Sunday, March 31, 2024

Should I listen to my parents? TB Baba Metzia 32

Although I grew up in a very proud Jewish home, it wasn’t very observant. We didn’t keep Shabbat nor kashrut. When I came home from a summer intensive Hebrew program that determined my placement in the Teachers Institute, now known as List College, of the Jewish theological seminary, I told my parents that I have decided to keep Shabbat and kashrut. That was 54 years ago and I have been a rabbi for 46 years. Consequently, I no longer consider myself anymore a blt, ba’al teshuvah, and newly observant Jew. I was very lucky that my parents put up with all my newfound religion and accommodated me to the best of their ability. Not all my friends were so lucky. Today’s daf TB Baba Metzia 32 deals with the conflict between observing the mitzvah of honoring one’s parents by listening to them who tell you not to observe Jewish laws. What should the poor child do when such a conflict?
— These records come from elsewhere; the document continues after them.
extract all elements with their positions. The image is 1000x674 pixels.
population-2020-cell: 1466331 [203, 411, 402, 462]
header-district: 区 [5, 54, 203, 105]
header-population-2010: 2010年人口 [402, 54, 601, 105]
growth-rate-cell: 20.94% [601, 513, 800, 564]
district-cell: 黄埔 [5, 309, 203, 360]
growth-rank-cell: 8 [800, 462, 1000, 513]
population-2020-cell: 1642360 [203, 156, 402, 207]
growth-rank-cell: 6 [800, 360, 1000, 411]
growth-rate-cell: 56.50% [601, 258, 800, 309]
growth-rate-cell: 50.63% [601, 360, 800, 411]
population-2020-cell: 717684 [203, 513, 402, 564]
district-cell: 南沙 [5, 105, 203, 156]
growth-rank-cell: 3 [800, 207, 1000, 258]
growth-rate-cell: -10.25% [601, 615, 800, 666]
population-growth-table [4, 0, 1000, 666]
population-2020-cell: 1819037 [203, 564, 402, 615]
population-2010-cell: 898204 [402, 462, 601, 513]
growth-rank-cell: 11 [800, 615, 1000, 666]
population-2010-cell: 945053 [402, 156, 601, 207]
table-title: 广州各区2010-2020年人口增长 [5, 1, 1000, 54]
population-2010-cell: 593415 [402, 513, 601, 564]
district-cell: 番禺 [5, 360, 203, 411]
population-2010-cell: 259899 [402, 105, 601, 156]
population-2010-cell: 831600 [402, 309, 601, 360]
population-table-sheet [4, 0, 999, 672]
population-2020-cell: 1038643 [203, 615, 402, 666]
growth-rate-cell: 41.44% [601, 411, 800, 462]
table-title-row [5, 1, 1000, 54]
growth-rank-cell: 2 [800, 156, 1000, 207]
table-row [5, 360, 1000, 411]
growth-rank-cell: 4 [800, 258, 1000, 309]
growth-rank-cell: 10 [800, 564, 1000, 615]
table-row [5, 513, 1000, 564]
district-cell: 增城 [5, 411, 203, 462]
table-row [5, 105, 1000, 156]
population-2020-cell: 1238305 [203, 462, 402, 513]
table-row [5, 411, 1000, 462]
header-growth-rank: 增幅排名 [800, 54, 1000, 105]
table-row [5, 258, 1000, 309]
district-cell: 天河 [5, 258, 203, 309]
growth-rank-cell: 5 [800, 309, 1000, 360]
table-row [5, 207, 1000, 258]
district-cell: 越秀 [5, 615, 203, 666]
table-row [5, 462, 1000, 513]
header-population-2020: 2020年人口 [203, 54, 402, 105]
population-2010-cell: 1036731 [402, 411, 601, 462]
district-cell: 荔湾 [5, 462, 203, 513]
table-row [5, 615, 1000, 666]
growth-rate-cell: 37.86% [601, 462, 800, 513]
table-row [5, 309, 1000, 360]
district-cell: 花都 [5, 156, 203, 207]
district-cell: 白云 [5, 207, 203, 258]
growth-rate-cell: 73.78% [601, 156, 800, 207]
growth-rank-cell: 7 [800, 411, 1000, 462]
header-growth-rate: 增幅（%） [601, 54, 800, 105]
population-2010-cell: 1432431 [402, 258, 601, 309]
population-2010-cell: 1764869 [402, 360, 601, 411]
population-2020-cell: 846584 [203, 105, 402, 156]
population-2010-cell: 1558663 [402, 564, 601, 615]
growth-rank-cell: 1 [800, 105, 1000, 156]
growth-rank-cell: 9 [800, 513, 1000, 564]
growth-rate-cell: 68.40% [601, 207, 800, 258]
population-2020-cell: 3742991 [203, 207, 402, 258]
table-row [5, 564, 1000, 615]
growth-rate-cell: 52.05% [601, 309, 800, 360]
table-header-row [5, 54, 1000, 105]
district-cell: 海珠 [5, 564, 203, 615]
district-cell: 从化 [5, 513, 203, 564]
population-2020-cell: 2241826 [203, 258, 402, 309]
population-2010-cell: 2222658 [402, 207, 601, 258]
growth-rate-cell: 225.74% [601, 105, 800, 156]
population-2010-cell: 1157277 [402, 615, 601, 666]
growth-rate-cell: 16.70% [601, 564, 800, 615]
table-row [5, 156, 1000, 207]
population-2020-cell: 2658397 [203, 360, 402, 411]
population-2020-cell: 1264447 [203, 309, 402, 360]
§ The mishna teaches: And if the animal was lost in a graveyard and was found by a priest, he may not become impure to return it. In a case where a priest’s father said to him: Become impure, or in a case where one was obligated to return the animal and his father said to him: Do not return it, he may not listen to his father. The Gemara cites a baraita in which the Sages taught: From where is it derived that if a priest’s father said to him: Become impure, or that if one’s father said to him: Do not return a lost item that you found; he should not listen to him? It is derived from the verse, as it is stated: “Every man shall fear his mother and his father, and you shall observe My Shabbatot; I am the Lord” (Leviticus 19:3). From the fact that the verse concludes: “I am the Lord,” it is derived that: You are all, parent and child alike, obligated in My honor. Therefore, if a parent commands his child to refrain from observing a mitzva, he must not obey the command.

“The Gemara infers: The reason that a priest must not obey his father’s command to become impure is because the Merciful One writes: “You shall observe My Shabbatot; I am the Lord”; but if it were not so, I would say that the child must obey him. The Gemara asks: But why? This obligation to obey a parent is a positive mitzva, as it is written: “Honor your father and your mother” (Exodus 20:12), and that obligation of a priest to refrain from becoming impure is both a prohibition: “To the dead among his people he shall not defile himself” (Leviticus 21:1), and a positive mitzva: “You shall be holy” (Leviticus 19:2); and the principle is that a positive mitzva does not come and override a prohibition and a positive mitzva.

"The Gemara answers that the derivation from “You shall observe My Shabbatot; I am the Lord” was necessary, as it might enter your mind to say: Since honoring one’s father and mother is equated to the honor of the Omnipresent, as it is stated here: “Honor your father and your mother” (Exodus 20:12), and it is stated elsewhere: “Honor the Lord with your wealth” (Proverbs 3:9), therefore, one might have thought that the priest must obey his father’s command to become impure. Therefore the Torah teaches us that the priest is commanded not to listen to him.” (Sefaria.org translation)

The answer is clear. One should not listen to a parent who tells the child not observe a mitzvah. Nevertheless, the child should decline respectfully.